- Born: 8 December 1938 (age 87) Benin City, Edo State, Nigeria
- Education: University of Benin
- Occupation: Lawyer
- Years active: 1970-present

= Solomon Adun Asemota =

Nigerian lawyer (born 1938)

Solomon Adun Asemota (born December 8, 1938) is a Nigerian lawyer and Senior Advocate of Nigeria (SAN).

== Early life and education ==
Asemota was born on 8 December 1938 in Benin City, Edo State. He began his education in 1945 at St. Luke School in Jos, and later attended Immaculate Conception College in Benin City, completing his secondary education in 1958.

In 1959, he enrolled in the Cadet Sub-Inspectors’ Course at the Southern Police College in Ikeja, Lagos, followed by Advanced Police Training in 1962 at Wakefield Police College, Yorkshire, England. In 1969, he attended the Scottish Police College in Kincardine, Scotland, where he received senior officers’ training in organization and management.
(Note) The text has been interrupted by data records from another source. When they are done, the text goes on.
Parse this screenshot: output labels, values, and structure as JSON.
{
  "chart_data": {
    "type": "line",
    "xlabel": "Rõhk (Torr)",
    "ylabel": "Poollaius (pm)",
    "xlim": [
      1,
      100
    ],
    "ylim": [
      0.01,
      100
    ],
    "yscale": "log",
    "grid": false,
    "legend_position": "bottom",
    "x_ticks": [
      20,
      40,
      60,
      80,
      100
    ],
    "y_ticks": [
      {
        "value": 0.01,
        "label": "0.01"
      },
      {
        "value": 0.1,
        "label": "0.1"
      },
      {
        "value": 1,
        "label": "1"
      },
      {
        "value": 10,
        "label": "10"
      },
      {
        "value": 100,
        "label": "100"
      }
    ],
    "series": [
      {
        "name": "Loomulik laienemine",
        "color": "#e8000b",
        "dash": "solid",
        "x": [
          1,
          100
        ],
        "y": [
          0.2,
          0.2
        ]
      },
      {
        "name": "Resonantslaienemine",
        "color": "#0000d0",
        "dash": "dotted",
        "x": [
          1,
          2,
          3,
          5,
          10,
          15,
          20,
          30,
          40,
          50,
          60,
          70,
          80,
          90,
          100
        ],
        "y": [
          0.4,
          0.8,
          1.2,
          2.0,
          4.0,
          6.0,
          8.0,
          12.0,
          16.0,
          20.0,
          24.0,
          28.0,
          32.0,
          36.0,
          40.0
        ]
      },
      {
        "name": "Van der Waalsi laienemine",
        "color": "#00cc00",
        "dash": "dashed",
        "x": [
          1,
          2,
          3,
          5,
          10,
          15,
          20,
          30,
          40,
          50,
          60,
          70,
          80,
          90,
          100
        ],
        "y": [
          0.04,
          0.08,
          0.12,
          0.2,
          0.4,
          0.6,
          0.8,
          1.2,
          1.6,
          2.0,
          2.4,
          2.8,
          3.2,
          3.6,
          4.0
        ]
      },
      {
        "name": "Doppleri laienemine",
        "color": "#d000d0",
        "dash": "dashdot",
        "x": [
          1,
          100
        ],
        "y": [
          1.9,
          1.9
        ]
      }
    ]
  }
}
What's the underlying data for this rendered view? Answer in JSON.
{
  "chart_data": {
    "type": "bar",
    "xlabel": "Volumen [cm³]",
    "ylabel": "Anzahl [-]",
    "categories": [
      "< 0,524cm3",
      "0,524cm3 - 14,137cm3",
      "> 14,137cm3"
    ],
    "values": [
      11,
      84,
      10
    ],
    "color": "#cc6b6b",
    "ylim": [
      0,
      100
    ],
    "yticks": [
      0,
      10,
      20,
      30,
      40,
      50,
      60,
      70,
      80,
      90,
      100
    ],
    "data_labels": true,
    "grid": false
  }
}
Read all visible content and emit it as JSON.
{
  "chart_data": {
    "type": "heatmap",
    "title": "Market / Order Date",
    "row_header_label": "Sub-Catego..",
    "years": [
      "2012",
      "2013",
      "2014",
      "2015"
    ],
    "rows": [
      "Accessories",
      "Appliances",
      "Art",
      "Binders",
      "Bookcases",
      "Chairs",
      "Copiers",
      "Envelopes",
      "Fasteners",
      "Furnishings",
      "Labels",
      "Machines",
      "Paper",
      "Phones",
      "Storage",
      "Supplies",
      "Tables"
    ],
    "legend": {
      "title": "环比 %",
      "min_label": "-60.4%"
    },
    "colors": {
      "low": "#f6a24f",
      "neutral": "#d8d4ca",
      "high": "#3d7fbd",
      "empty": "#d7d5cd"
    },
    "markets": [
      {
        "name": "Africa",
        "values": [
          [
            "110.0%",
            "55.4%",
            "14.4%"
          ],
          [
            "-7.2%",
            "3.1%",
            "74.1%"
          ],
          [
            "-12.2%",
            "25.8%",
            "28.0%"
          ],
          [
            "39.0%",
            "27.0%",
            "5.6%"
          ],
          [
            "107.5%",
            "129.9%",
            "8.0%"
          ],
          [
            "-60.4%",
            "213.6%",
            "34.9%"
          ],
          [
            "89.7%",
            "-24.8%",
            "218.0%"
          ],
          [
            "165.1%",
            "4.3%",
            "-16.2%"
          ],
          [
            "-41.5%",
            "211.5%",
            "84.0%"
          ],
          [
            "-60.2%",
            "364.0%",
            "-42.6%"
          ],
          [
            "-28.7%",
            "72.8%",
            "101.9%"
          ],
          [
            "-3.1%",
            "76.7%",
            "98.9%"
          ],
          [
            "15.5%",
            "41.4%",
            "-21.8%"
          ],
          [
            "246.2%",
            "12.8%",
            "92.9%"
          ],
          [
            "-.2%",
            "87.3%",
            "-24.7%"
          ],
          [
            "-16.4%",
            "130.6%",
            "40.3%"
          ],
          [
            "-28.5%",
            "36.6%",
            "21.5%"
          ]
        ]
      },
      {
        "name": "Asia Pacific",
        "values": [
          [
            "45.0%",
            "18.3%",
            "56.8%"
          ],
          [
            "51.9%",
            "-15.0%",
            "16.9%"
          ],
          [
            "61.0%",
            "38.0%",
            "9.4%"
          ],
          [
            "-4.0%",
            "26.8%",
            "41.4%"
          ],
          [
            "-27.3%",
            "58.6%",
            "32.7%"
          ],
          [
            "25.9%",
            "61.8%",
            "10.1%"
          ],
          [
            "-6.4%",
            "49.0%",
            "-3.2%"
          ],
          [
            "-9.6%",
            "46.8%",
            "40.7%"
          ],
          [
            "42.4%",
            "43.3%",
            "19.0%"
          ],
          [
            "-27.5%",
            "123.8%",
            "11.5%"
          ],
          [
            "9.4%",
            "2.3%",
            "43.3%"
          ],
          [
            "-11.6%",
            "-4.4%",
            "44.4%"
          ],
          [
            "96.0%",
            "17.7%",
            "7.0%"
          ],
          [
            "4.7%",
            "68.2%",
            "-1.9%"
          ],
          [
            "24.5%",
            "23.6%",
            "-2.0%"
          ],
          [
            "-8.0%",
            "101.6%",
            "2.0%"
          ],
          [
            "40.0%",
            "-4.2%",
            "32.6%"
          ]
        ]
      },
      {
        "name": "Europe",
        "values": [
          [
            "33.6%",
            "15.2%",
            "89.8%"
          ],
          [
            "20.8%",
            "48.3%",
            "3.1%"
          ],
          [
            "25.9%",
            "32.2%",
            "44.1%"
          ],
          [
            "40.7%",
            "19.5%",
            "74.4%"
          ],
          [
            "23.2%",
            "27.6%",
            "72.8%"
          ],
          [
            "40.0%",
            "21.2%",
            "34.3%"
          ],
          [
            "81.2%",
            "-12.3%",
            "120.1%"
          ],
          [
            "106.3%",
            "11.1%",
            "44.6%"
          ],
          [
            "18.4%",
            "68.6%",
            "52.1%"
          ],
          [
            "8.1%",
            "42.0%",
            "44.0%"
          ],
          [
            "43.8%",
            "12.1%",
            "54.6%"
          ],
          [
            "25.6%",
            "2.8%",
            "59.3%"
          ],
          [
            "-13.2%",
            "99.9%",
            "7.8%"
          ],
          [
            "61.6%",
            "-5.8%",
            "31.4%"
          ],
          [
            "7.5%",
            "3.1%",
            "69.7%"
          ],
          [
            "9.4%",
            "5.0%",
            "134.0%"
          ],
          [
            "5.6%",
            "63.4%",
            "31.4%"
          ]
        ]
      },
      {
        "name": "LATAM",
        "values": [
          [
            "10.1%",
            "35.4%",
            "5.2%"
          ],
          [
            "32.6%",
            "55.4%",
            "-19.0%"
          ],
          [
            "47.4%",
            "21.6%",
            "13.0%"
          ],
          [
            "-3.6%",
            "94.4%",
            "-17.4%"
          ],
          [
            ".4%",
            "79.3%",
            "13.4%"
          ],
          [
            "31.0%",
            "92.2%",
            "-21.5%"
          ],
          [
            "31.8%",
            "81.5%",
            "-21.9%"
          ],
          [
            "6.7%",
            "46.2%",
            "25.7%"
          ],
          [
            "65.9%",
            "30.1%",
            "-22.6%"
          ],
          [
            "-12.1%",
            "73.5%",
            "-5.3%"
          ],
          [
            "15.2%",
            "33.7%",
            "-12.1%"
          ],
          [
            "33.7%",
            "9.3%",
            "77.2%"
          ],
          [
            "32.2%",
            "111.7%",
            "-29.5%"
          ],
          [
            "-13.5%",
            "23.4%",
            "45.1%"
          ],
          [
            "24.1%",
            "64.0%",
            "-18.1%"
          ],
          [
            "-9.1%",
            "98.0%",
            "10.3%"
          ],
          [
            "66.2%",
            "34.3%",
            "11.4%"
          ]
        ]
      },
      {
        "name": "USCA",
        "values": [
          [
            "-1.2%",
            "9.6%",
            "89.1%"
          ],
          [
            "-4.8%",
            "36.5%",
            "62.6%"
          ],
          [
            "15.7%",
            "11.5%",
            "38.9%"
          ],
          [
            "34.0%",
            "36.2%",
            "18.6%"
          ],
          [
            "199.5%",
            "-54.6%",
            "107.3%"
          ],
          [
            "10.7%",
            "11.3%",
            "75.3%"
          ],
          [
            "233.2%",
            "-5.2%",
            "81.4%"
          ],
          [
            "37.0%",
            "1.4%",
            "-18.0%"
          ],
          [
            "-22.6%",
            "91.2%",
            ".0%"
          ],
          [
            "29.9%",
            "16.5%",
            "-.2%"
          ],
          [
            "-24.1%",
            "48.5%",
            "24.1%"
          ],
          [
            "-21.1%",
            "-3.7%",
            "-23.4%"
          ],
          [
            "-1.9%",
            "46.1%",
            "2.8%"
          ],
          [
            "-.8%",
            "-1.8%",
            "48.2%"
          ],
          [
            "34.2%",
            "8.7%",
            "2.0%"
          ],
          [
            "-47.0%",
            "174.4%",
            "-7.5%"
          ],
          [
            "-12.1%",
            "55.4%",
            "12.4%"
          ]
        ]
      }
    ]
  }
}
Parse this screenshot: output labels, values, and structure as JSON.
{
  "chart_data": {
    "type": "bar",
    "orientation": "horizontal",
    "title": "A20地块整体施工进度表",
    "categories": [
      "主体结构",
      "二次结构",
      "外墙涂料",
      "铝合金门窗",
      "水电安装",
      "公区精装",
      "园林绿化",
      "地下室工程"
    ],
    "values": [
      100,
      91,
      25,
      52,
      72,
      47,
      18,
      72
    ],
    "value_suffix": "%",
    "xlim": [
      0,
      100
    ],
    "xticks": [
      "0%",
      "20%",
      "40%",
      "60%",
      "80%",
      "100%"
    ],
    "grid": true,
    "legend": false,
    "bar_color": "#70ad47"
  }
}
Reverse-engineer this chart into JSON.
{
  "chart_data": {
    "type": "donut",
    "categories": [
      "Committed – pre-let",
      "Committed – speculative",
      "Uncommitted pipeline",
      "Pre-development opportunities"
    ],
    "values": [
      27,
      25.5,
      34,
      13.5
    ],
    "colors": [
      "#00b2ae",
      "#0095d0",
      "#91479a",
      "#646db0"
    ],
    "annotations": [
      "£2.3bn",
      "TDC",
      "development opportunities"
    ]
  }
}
Between 1964 and 1969, Asemota studied Law at the University of Lagos, and earned a degree in Bachelor of Laws (LL.B. Hons). After completing his studies at the Nigerian Law School in 1970, he was called to the bar as a barrister.

== Career ==
Asemota founded the law firm Solomon Asemota & Co. in 1970, where he serves as principal partner. The firm maintains offices in Benin City, Lagos, Port Harcourt, Abuja and London.'

In 1986, he was conferred with the rank of Senior Advocate of Nigeria.